Nicole Holofcener’s Enough Said is her most conventional comedy since her 1996 debut, Walking and Talking. I don’t love it as much as her scattershot ensemble movies Friends With Money and Please Give, but it has enough weird dissonances and hilarious little curlicues to remind you her voice is like no other. I love it enough.
The film centers on a divorced masseuse named Eva, played by Julia Louis-Dreyfus, who starts to fall for Albert, the overweight curator of a Los Angeles vintage TV show museum. I’m not being rude calling him overweight. That’s one of the hurdles the slim Eva must overcome. And Albert — played by the late James Gandolfini — admits his ex-wife was repulsed by his weight.
They’re cute together, but Eva doesn’t trust her own judgment. She sounds out her friends, among them her old pal Sarah, played by Toni Collette, and her new pal and client, a poet named Marianne played by Catherine Keener. Eva doesn’t just want their opinions; she wants to discern Albert’s fatal flaws. The subject comes up at the couple’s first dinner date when she jokingly asks for his ex-wife’s phone number so she can find out what happened during their divorce. He suggests that divorced people should wear signs around their necks listing what’s wrong with them, just to get it all out there.

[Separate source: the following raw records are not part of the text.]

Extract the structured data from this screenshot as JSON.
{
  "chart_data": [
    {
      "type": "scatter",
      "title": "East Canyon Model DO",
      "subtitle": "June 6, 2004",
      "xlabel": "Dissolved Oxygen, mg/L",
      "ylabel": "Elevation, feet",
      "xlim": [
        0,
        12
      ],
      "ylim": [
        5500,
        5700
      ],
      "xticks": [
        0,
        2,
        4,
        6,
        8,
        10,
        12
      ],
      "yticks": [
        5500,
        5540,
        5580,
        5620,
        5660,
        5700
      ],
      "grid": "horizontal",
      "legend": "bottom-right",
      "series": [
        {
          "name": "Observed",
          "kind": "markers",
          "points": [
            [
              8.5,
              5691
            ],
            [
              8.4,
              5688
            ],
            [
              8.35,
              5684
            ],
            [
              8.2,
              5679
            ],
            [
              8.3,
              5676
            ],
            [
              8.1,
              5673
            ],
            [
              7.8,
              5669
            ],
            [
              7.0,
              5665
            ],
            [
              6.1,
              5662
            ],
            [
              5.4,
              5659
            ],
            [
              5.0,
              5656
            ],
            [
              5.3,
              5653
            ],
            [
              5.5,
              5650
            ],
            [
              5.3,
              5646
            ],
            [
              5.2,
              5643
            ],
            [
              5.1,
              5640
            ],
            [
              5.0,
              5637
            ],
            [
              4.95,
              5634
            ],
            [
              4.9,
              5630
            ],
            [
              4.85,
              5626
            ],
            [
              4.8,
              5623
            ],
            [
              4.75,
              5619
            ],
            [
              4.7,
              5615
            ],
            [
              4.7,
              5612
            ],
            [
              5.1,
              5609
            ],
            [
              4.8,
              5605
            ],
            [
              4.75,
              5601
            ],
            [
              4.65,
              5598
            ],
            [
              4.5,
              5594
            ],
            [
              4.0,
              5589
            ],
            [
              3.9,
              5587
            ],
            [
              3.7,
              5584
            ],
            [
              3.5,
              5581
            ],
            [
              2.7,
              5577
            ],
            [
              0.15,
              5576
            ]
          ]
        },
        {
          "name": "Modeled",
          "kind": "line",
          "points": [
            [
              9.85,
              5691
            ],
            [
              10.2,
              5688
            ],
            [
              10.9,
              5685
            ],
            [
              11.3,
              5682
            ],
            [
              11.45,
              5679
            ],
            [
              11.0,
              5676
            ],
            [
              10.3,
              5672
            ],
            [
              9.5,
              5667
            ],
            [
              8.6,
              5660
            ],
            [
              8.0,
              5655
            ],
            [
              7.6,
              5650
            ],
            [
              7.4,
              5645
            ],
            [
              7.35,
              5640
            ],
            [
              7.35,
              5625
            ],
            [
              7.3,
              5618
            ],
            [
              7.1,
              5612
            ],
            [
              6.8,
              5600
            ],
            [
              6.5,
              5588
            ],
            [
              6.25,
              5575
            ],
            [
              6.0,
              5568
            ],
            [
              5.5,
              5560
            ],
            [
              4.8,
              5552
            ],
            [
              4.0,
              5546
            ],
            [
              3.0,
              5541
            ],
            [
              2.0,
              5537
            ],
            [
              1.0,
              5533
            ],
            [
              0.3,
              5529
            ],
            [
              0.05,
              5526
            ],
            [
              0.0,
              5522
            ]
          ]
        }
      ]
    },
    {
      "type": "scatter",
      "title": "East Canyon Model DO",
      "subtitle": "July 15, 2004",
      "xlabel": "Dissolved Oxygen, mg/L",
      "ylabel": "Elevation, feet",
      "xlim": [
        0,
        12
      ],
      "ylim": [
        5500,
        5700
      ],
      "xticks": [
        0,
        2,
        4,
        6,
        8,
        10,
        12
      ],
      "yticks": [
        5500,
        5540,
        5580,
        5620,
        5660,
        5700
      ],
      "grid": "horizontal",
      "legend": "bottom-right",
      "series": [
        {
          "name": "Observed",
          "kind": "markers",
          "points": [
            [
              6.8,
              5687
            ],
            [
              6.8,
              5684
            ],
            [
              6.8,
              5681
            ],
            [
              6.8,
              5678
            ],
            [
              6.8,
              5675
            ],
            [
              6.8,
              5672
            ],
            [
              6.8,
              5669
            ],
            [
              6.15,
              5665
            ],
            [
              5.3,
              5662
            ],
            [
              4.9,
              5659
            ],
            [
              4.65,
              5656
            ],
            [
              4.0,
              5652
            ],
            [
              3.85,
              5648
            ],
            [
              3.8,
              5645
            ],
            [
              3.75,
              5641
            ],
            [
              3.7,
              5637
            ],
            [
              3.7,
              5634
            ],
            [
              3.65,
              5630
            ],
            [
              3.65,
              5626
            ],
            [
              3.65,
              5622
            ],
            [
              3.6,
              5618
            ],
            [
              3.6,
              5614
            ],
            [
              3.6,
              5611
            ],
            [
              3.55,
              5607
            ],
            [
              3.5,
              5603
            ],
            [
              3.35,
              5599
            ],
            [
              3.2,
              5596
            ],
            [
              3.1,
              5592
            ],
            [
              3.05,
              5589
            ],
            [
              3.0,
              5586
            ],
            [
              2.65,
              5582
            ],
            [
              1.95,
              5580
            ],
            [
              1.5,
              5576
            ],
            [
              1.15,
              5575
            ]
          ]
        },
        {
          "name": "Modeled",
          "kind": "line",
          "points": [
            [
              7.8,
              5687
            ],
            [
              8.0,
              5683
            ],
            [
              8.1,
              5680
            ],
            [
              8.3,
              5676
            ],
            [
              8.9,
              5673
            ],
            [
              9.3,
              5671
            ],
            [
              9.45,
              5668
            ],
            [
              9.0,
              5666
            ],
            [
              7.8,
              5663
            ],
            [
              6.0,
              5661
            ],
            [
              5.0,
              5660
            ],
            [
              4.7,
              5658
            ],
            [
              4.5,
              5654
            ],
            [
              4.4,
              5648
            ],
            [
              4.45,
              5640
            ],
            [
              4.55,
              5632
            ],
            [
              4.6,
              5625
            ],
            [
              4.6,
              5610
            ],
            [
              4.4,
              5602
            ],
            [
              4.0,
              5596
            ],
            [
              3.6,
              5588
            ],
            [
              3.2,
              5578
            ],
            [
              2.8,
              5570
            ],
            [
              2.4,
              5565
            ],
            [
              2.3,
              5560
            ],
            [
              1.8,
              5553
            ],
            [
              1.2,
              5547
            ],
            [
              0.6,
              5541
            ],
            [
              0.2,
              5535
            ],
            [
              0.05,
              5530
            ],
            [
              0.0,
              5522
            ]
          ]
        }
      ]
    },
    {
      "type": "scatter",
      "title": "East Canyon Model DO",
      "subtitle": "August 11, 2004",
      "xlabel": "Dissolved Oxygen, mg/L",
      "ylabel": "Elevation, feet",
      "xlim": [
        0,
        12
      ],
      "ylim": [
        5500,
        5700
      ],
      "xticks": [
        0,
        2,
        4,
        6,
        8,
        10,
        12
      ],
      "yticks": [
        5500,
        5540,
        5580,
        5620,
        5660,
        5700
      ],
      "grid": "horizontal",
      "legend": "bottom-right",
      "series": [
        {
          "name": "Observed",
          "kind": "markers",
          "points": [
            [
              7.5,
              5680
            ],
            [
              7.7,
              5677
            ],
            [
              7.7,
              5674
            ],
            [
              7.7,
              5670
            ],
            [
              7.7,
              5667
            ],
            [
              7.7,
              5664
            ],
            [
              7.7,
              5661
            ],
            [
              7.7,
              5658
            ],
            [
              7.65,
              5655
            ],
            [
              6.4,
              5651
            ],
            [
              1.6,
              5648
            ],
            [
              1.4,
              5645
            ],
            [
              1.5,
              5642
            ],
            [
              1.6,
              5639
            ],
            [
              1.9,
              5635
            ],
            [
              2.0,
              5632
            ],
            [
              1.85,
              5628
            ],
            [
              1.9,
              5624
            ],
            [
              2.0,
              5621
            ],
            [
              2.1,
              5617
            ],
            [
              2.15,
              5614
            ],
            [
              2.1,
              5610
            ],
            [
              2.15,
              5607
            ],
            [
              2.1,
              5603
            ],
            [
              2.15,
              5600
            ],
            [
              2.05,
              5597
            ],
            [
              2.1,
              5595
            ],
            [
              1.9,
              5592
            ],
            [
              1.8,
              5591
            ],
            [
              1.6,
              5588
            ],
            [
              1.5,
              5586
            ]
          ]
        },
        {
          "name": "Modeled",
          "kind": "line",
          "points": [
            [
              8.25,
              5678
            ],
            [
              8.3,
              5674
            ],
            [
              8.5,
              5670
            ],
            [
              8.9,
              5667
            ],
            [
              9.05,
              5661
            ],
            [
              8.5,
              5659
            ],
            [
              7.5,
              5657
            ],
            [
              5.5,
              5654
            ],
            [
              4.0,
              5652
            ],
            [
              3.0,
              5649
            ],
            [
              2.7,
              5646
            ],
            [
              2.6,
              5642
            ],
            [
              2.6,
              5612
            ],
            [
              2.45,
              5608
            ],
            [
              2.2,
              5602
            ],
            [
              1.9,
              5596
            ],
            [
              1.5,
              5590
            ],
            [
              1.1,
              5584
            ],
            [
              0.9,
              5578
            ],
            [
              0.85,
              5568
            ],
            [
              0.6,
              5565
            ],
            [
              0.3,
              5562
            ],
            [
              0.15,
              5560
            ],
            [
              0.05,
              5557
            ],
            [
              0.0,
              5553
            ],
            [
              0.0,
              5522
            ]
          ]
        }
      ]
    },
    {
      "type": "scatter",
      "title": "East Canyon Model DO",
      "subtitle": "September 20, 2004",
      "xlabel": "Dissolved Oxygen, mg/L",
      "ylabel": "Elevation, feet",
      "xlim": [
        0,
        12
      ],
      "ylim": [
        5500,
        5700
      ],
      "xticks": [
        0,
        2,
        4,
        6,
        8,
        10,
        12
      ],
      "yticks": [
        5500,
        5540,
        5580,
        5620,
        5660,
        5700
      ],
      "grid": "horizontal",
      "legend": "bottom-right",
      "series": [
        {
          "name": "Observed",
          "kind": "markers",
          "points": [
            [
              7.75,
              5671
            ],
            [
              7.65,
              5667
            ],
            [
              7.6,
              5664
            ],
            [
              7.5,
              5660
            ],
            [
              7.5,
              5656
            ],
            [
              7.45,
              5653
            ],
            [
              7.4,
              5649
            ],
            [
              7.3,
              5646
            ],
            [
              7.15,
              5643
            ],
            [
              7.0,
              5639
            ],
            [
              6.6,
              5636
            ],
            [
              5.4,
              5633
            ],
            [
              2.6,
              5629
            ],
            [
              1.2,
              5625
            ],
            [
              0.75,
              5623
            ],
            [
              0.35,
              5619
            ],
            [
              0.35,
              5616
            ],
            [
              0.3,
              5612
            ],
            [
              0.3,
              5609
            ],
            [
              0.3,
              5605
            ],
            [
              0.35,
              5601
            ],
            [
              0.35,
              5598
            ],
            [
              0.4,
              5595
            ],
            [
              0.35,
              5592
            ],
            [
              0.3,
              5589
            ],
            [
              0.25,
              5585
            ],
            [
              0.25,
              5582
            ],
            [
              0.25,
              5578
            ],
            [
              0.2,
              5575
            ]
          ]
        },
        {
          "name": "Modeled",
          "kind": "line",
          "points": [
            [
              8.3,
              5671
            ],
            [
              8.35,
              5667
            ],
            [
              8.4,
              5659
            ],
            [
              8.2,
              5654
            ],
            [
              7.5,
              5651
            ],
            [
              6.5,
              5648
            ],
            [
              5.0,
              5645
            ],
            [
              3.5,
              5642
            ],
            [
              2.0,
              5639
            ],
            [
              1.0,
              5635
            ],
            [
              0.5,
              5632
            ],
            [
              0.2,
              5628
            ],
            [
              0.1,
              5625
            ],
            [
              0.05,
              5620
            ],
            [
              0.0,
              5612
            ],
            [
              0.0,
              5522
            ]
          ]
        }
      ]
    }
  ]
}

Eva’s reaction is one of Louis-Dreyfus’ best moments: “What would yours say?” She tries to pose the question lightly but her smile freezes in place — there’s a core of anxiety.
It’s a breakthrough performance for Louis-Dreyfus in what you’d call the “Catherine Keener” role, since Keener has been Holofcener’s alter ego in all four of her previous features. What Louis-Dreyfus brings is a faster motor, which means peerless farcical timing. But she can also stop and let you see the vulnerable human being under that clown mask.